Il tribunale di Frosinone

Otto anni di reclusione, escluse le aggravanti, e risarcimento dei danni: questa la sentenza emessa a carico di Valentino Paniccia, il 78enne di Torrice che lo scorso 6 maggio ferì a colpi di fucile il nipote dal Gup di Frosinone Antonello Bracaglia Morante. Attualmente, l’uomo, difeso dai legali Rosario Grieco e Silvia Latini, si trova agli arresti domiciliari.

Nel processo, lo stesso nipote, vittima dell’insano gesto, e i suoi famigliari, si sono costituiti parte civile, rappresentati dall’avvocato Federica Nardone.

Paniccia, a maggio scorso, sparò contro il nipote 58enne per questioni di confini di proprietà. L’uomo, per motivi legati a liti di confine tra alcuni fondi agricoli, nel vedere il nipote arare il campo vicino alla sua proprietà, non ha esitato ad imbracciare il suo fucile regolarmente detenuto ed esplodere un colpo verso il nipote, anch’egli di Torrice, ferendolo gravemente ad un braccio.

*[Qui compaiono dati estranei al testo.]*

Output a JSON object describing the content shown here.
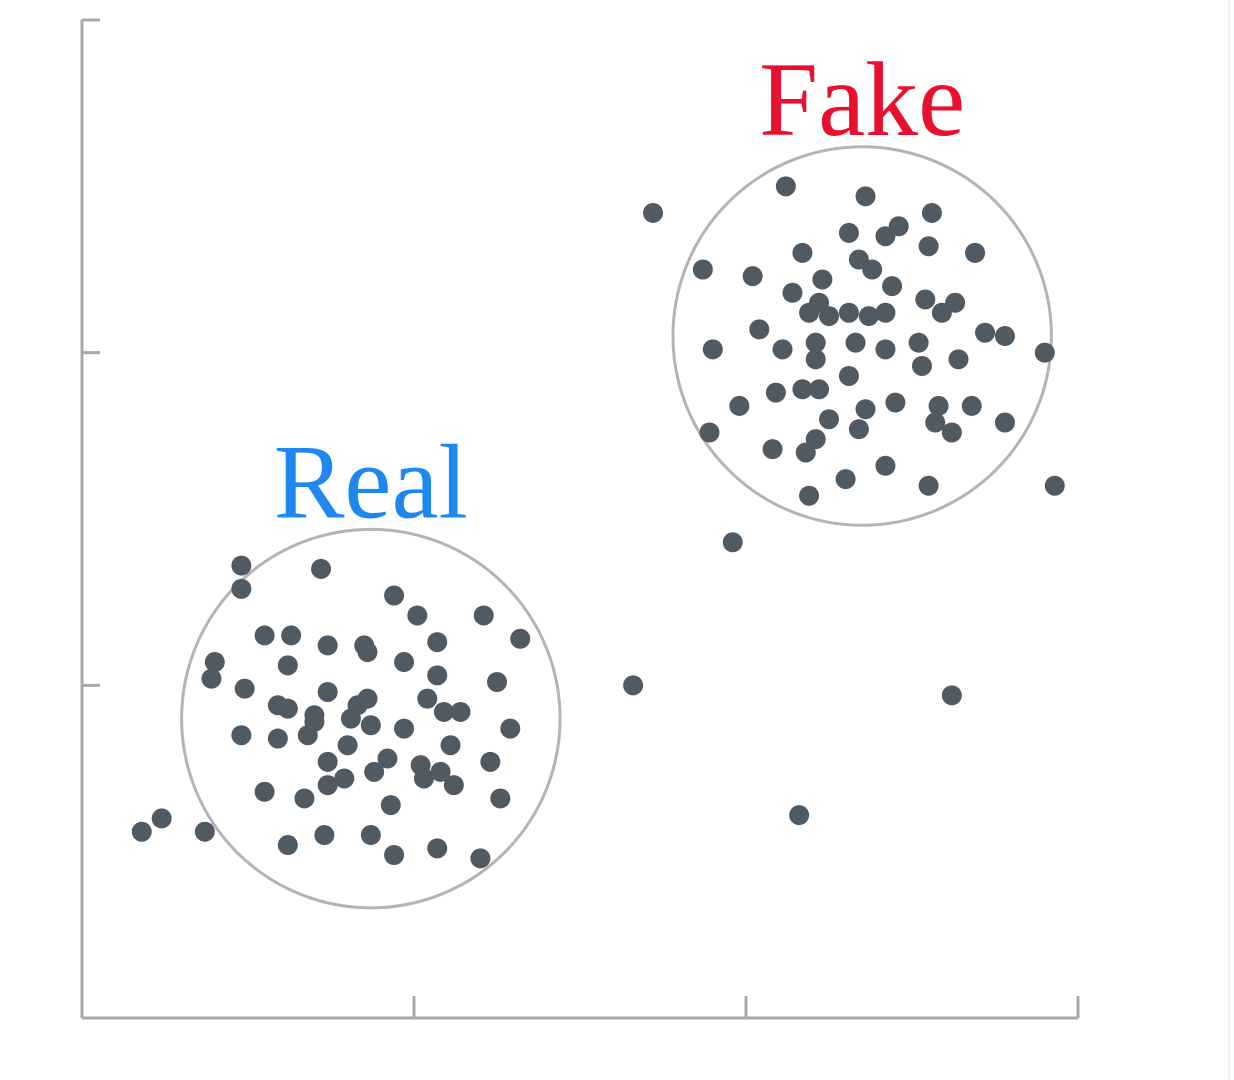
{
  "chart_data": {
    "type": "scatter",
    "title": "",
    "xlabel": "",
    "ylabel": "",
    "xlim": [
      0,
      3
    ],
    "ylim": [
      0,
      3
    ],
    "x_ticks": [
      0,
      1,
      2,
      3
    ],
    "y_ticks": [
      0,
      1,
      2,
      3
    ],
    "tick_labels_shown": false,
    "grid": false,
    "point_color": "#505a63",
    "clusters": [
      {
        "label": "Real",
        "label_color": "#1e88f0",
        "center": [
          0.87,
          0.9
        ],
        "radius": 0.57,
        "circle_color": "#b4b4b8"
      },
      {
        "label": "Fake",
        "label_color": "#e8102e",
        "center": [
          2.35,
          2.05
        ],
        "radius": 0.57,
        "circle_color": "#b4b4b8"
      }
    ],
    "points": [
      [
        0.18,
        0.56
      ],
      [
        0.48,
        1.36
      ],
      [
        0.72,
        1.35
      ],
      [
        0.48,
        1.29
      ],
      [
        0.94,
        1.27
      ],
      [
        1.01,
        1.21
      ],
      [
        1.21,
        1.21
      ],
      [
        0.55,
        1.15
      ],
      [
        0.63,
        1.15
      ],
      [
        1.32,
        1.14
      ],
      [
        1.07,
        1.13
      ],
      [
        0.74,
        1.12
      ],
      [
        0.85,
        1.12
      ],
      [
        0.86,
        1.1
      ],
      [
        0.97,
        1.07
      ],
      [
        0.4,
        1.07
      ],
      [
        0.62,
        1.06
      ],
      [
        1.07,
        1.03
      ],
      [
        0.39,
        1.02
      ],
      [
        1.25,
        1.01
      ],
      [
        0.86,
        0.96
      ],
      [
        0.74,
        0.98
      ],
      [
        1.04,
        0.96
      ],
      [
        0.59,
        0.94
      ],
      [
        0.7,
        0.91
      ],
      [
        0.83,
        0.94
      ],
      [
        1.09,
        0.92
      ],
      [
        1.14,
        0.92
      ],
      [
        0.7,
        0.89
      ],
      [
        0.62,
        0.93
      ],
      [
        0.87,
        0.88
      ],
      [
        0.97,
        0.87
      ],
      [
        0.81,
        0.9
      ],
      [
        1.29,
        0.87
      ],
      [
        0.48,
        0.85
      ],
      [
        0.68,
        0.85
      ],
      [
        0.59,
        0.84
      ],
      [
        1.11,
        0.82
      ],
      [
        0.8,
        0.82
      ],
      [
        0.92,
        0.78
      ],
      [
        1.02,
        0.76
      ],
      [
        1.23,
        0.77
      ],
      [
        0.74,
        0.77
      ],
      [
        0.88,
        0.74
      ],
      [
        1.08,
        0.74
      ],
      [
        0.74,
        0.7
      ],
      [
        1.12,
        0.7
      ],
      [
        0.55,
        0.68
      ],
      [
        1.03,
        0.72
      ],
      [
        0.79,
        0.72
      ],
      [
        0.67,
        0.66
      ],
      [
        0.93,
        0.64
      ],
      [
        1.26,
        0.66
      ],
      [
        0.24,
        0.6
      ],
      [
        0.37,
        0.56
      ],
      [
        0.73,
        0.55
      ],
      [
        0.87,
        0.55
      ],
      [
        0.62,
        0.52
      ],
      [
        1.07,
        0.51
      ],
      [
        1.2,
        0.48
      ],
      [
        0.94,
        0.49
      ],
      [
        0.49,
        0.99
      ],
      [
        1.72,
        2.42
      ],
      [
        2.12,
        2.5
      ],
      [
        2.36,
        2.47
      ],
      [
        2.56,
        2.42
      ],
      [
        2.31,
        2.36
      ],
      [
        2.42,
        2.35
      ],
      [
        2.46,
        2.38
      ],
      [
        2.55,
        2.32
      ],
      [
        2.17,
        2.3
      ],
      [
        2.02,
        2.23
      ],
      [
        1.87,
        2.25
      ],
      [
        2.34,
        2.28
      ],
      [
        2.38,
        2.25
      ],
      [
        2.69,
        2.3
      ],
      [
        2.23,
        2.22
      ],
      [
        2.44,
        2.2
      ],
      [
        2.14,
        2.18
      ],
      [
        2.22,
        2.15
      ],
      [
        2.54,
        2.16
      ],
      [
        2.63,
        2.15
      ],
      [
        2.31,
        2.12
      ],
      [
        2.42,
        2.12
      ],
      [
        2.19,
        2.12
      ],
      [
        2.25,
        2.11
      ],
      [
        2.37,
        2.11
      ],
      [
        2.59,
        2.12
      ],
      [
        2.04,
        2.07
      ],
      [
        2.72,
        2.06
      ],
      [
        2.21,
        2.03
      ],
      [
        2.52,
        2.03
      ],
      [
        2.11,
        2.01
      ],
      [
        2.33,
        2.03
      ],
      [
        2.42,
        2.01
      ],
      [
        1.9,
        2.01
      ],
      [
        2.64,
        1.98
      ],
      [
        2.21,
        1.98
      ],
      [
        2.53,
        1.96
      ],
      [
        2.31,
        1.93
      ],
      [
        2.09,
        1.88
      ],
      [
        2.17,
        1.89
      ],
      [
        2.22,
        1.89
      ],
      [
        2.45,
        1.85
      ],
      [
        1.98,
        1.84
      ],
      [
        2.58,
        1.84
      ],
      [
        2.68,
        1.84
      ],
      [
        2.36,
        1.83
      ],
      [
        2.25,
        1.8
      ],
      [
        2.57,
        1.79
      ],
      [
        2.78,
        1.79
      ],
      [
        2.62,
        1.76
      ],
      [
        1.89,
        1.76
      ],
      [
        2.34,
        1.77
      ],
      [
        2.18,
        1.7
      ],
      [
        2.21,
        1.74
      ],
      [
        2.08,
        1.71
      ],
      [
        2.42,
        1.66
      ],
      [
        2.3,
        1.62
      ],
      [
        2.55,
        1.6
      ],
      [
        2.19,
        1.57
      ],
      [
        2.93,
        1.6
      ],
      [
        1.96,
        1.43
      ],
      [
        2.78,
        2.05
      ],
      [
        2.9,
        2.0
      ],
      [
        1.66,
        1.0
      ],
      [
        2.16,
        0.61
      ],
      [
        2.62,
        0.97
      ]
    ]
  }
}
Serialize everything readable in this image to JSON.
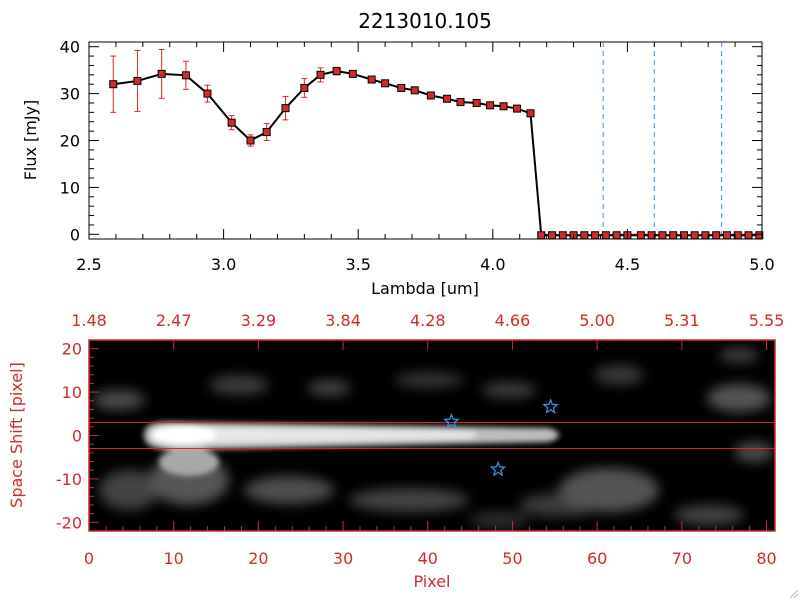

Sul posto giunsero immediatamente i militari che, dopo aver prestato i primi soccorsi al ferito, avendo subito chiara la dinamica dei fatti, hanno tratto in arresto l’allora 77enne e hanno sequestrato il fucile con le relative munizioni. Il malcapitato venne subito elitrasportato in un ospedale della Capitale in codice rosso e ricoverato in prognosi riservata.